A: Yes, you can use the substitution method to solve systems of equations with more than two variables. However, it may be more difficult to solve the system and you may need to use additional techniques such as elimination or graphing.

Q: What are some common mistakes to avoid when solving systems of equations by substitution?

A: Some common mistakes to avoid when solving systems of equations by substitution include:

• Substituting the wrong value into the equation
• Not following the correct steps
• Not checking your work
• Not using the correct method for the type of system you are solving

Q: How do I check my work when solving systems of equations by substitution?

A: To check your work when solving systems of equations by substitution, plug the solution back into the original equations and make sure that it satisfies both equations.

Q: Can I use a calculator to solve systems of equations by substitution?

A: Yes, you can use a calculator to solve systems of equations by substitution. However, it is still important to understand the steps involved in solving the system and to be able to check your work.

Q: What are some real-world applications of solving systems of equations by substitution?

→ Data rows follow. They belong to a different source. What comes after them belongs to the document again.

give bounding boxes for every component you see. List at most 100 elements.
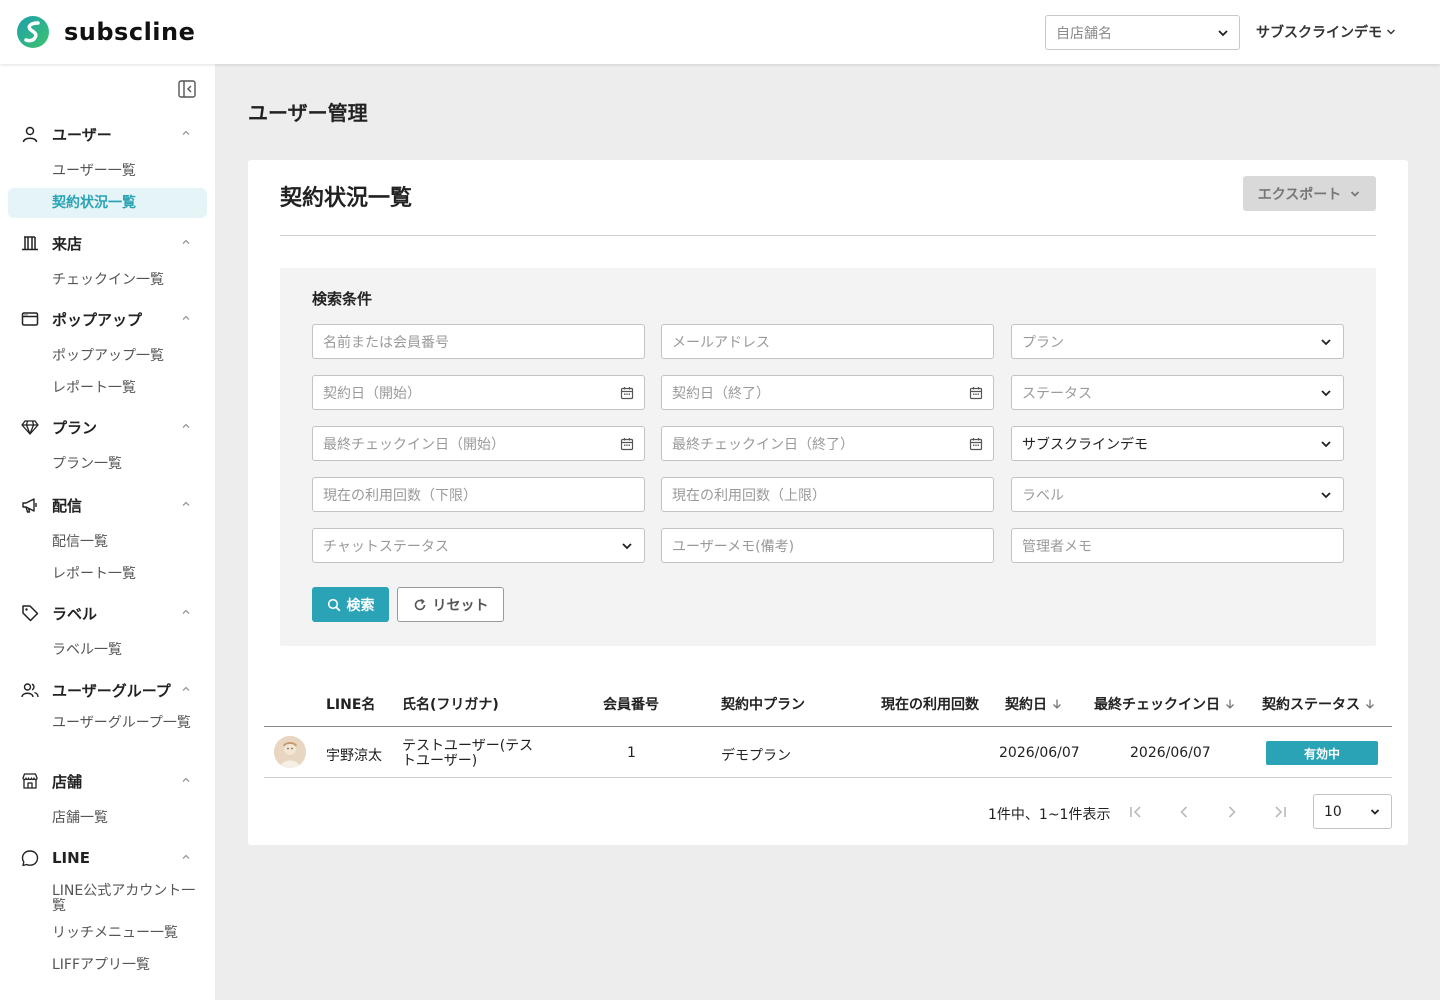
chevron-up-icon[interactable]	[180, 851, 192, 863]
contract-date-end-input[interactable]: 契約日（終了）	[661, 375, 994, 410]
col-label: 氏名(フリガナ)	[402, 697, 499, 713]
col-contract-date[interactable]: 契約日	[1005, 694, 1063, 714]
full-name-line: トユーザー)	[402, 753, 478, 769]
chevron-up-icon[interactable]	[180, 606, 192, 618]
prev-page-button[interactable]	[1172, 800, 1196, 824]
search-button[interactable]: 検索	[312, 587, 389, 622]
sidebar-item-popup-report[interactable]: レポート一覧	[8, 373, 207, 403]
col-contract-status[interactable]: 契約ステータス	[1262, 694, 1376, 714]
page-size-value: 10	[1324, 803, 1342, 820]
cell-plan: デモプラン	[721, 748, 791, 764]
sidebar-item-checkin-list[interactable]: チェックイン一覧	[8, 265, 207, 295]
nav-head-visit[interactable]: 来店	[0, 228, 215, 258]
reset-label: リセット	[432, 597, 489, 614]
last-checkin-start-input[interactable]: 最終チェックイン日（開始）	[312, 426, 645, 461]
sidebar-item-popup-list[interactable]: ポップアップ一覧	[8, 341, 207, 371]
divider	[280, 235, 1376, 236]
col-last-checkin[interactable]: 最終チェックイン日	[1094, 694, 1236, 714]
nav-head-popup[interactable]: ポップアップ	[0, 304, 215, 334]
field-placeholder: プラン	[1022, 334, 1064, 351]
avatar[interactable]	[274, 736, 306, 768]
name-or-member-no-input[interactable]: 名前または会員番号	[312, 324, 645, 359]
last-page-button[interactable]	[1268, 800, 1292, 824]
nav-group-user-group: ユーザーグループ ユーザーグループ一覧	[0, 675, 215, 750]
sidebar-collapse-icon[interactable]	[177, 79, 197, 99]
nav-head-label-group[interactable]: ラベル	[0, 598, 215, 628]
plan-select[interactable]: プラン	[1011, 324, 1344, 359]
brand-logo[interactable]: subscline	[16, 15, 195, 49]
user-memo-input[interactable]: ユーザーメモ(備考)	[661, 528, 994, 563]
sidebar-item-user-list[interactable]: ユーザー一覧	[8, 156, 207, 186]
building-icon	[20, 233, 40, 253]
chevron-up-icon[interactable]	[180, 683, 192, 695]
brand-name: subscline	[64, 18, 196, 46]
field-placeholder: 最終チェックイン日（終了）	[672, 436, 854, 453]
label-select[interactable]: ラベル	[1011, 477, 1344, 512]
avatar-image	[274, 736, 306, 768]
contract-date-start-input[interactable]: 契約日（開始）	[312, 375, 645, 410]
reset-button[interactable]: リセット	[397, 587, 504, 622]
sidebar-item-delivery-report[interactable]: レポート一覧	[8, 559, 207, 589]
chevron-up-icon[interactable]	[180, 127, 192, 139]
calendar-icon[interactable]	[620, 386, 634, 400]
nav-head-label: 来店	[52, 234, 83, 253]
chevron-up-icon[interactable]	[180, 420, 192, 432]
cell-member-no: 1	[627, 745, 636, 761]
nav-head-store[interactable]: 店舗	[0, 766, 215, 796]
usage-max-input[interactable]: 現在の利用回数（上限）	[661, 477, 994, 512]
calendar-icon[interactable]	[620, 437, 634, 451]
chat-status-select[interactable]: チャットステータス	[312, 528, 645, 563]
first-page-button[interactable]	[1124, 800, 1148, 824]
nav-head-delivery[interactable]: 配信	[0, 490, 215, 520]
contract-status-card: 契約状況一覧 エクスポート 検索条件 名前または会員番号 メールアドレス プラン…	[248, 160, 1408, 845]
export-label: エクスポート	[1257, 186, 1342, 203]
sidebar-item-delivery-list[interactable]: 配信一覧	[8, 527, 207, 557]
chevron-up-icon[interactable]	[180, 498, 192, 510]
cell-last-checkin: 2026/06/07	[1130, 745, 1211, 761]
logo-icon	[17, 16, 49, 48]
sort-down-icon[interactable]	[1364, 698, 1376, 710]
nav-group-popup: ポップアップ ポップアップ一覧 レポート一覧	[0, 304, 215, 405]
sidebar-item-liff-app-list[interactable]: LIFFアプリ一覧	[8, 950, 207, 980]
table-header-divider	[264, 726, 1392, 727]
sidebar-item-user-group-list[interactable]: ユーザーグループ一覧	[8, 712, 207, 748]
status-select[interactable]: ステータス	[1011, 375, 1344, 410]
nav-head-user-group[interactable]: ユーザーグループ	[0, 675, 215, 705]
sort-down-icon[interactable]	[1051, 698, 1063, 710]
sidebar-item-label-list[interactable]: ラベル一覧	[8, 635, 207, 665]
col-label: 契約日	[1005, 697, 1047, 713]
nav-head-plan[interactable]: プラン	[0, 412, 215, 442]
sidebar-item-plan-list[interactable]: プラン一覧	[8, 449, 207, 479]
admin-memo-input[interactable]: 管理者メモ	[1011, 528, 1344, 563]
col-label: 最終チェックイン日	[1094, 697, 1220, 713]
calendar-icon[interactable]	[969, 437, 983, 451]
chevron-down-icon	[1321, 338, 1331, 345]
nav-head-label: ラベル	[52, 604, 98, 623]
col-label: 会員番号	[603, 697, 659, 713]
usage-min-input[interactable]: 現在の利用回数（下限）	[312, 477, 645, 512]
calendar-icon[interactable]	[969, 386, 983, 400]
sidebar-item-store-list[interactable]: 店舗一覧	[8, 803, 207, 833]
sort-down-icon[interactable]	[1224, 698, 1236, 710]
chevron-up-icon[interactable]	[180, 312, 192, 324]
export-button[interactable]: エクスポート	[1243, 176, 1376, 211]
window-icon	[20, 309, 40, 329]
next-page-button[interactable]	[1220, 800, 1244, 824]
email-input[interactable]: メールアドレス	[661, 324, 994, 359]
account-menu[interactable]: サブスクラインデモ	[1256, 22, 1396, 42]
field-placeholder: 名前または会員番号	[323, 334, 449, 351]
cell-line-name[interactable]: 宇野涼太	[326, 745, 382, 765]
nav-head-line[interactable]: LINE	[0, 843, 215, 873]
pagination-summary: 1件中、1~1件表示	[988, 807, 1111, 823]
store-select[interactable]: 自店舗名	[1045, 15, 1240, 50]
store-filter-select[interactable]: サブスクラインデモ	[1011, 426, 1344, 461]
sidebar-item-contract-status[interactable]: 契約状況一覧	[8, 188, 207, 218]
last-checkin-end-input[interactable]: 最終チェックイン日（終了）	[661, 426, 994, 461]
page-size-select[interactable]: 10	[1313, 794, 1392, 829]
field-placeholder: チャットステータス	[323, 538, 449, 555]
sidebar-item-rich-menu-list[interactable]: リッチメニュー一覧	[8, 918, 207, 948]
chevron-up-icon[interactable]	[180, 774, 192, 786]
nav-head-user[interactable]: ユーザー	[0, 119, 215, 149]
sidebar-item-line-account-list[interactable]: LINE公式アカウント一覧	[8, 880, 207, 916]
chevron-up-icon[interactable]	[180, 236, 192, 248]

A: Solving systems of equations by substitution has many real-world applications, including:

• Physics: Solving systems of equations by substitution can be used to solve problems in physics, such as finding the position and velocity of an object.
• Engineering: Solving systems of equations by substitution can be used to solve problems in engineering, such as designing a bridge or a building.
• Economics: Solving systems of equations by substitution can be used to solve problems in economics, such as finding the equilibrium price and quantity of a good.

Conclusion

Solving systems of equations by substitution is a powerful method that can be used to solve a wide range of problems. By understanding the steps involved in solving the system and by being able to check your work, you can use this method to solve systems of equations with any number of variables.

Tips and Tricks

• Make sure to substitute the correct value into the equation.
• Make sure to solve for the correct variable.
• Make sure to check your work by plugging the solution back into the original equations.
• Use a calculator to check your work and to make sure that you are getting the correct solution.

Real-World Applications

Solving systems of equations by substitution has many real-world applications, including:

• Physics: Solving systems of equations by substitution can be used to solve problems in physics, such as finding the position and velocity of an object.
• Engineering: Solving systems of equations by substitution can be used to solve problems in engineering, such as designing a bridge or a building.
• Economics: Solving systems of equations by substitution can be used to solve problems in economics, such as finding the equilibrium price and quantity of a good.

Conclusion

Solving systems of equations by substitution is a powerful method that can be used to solve a wide range of problems. By understanding the steps involved in solving the system and by being able to check your work, you can use this method to solve systems of equations with any number of variables.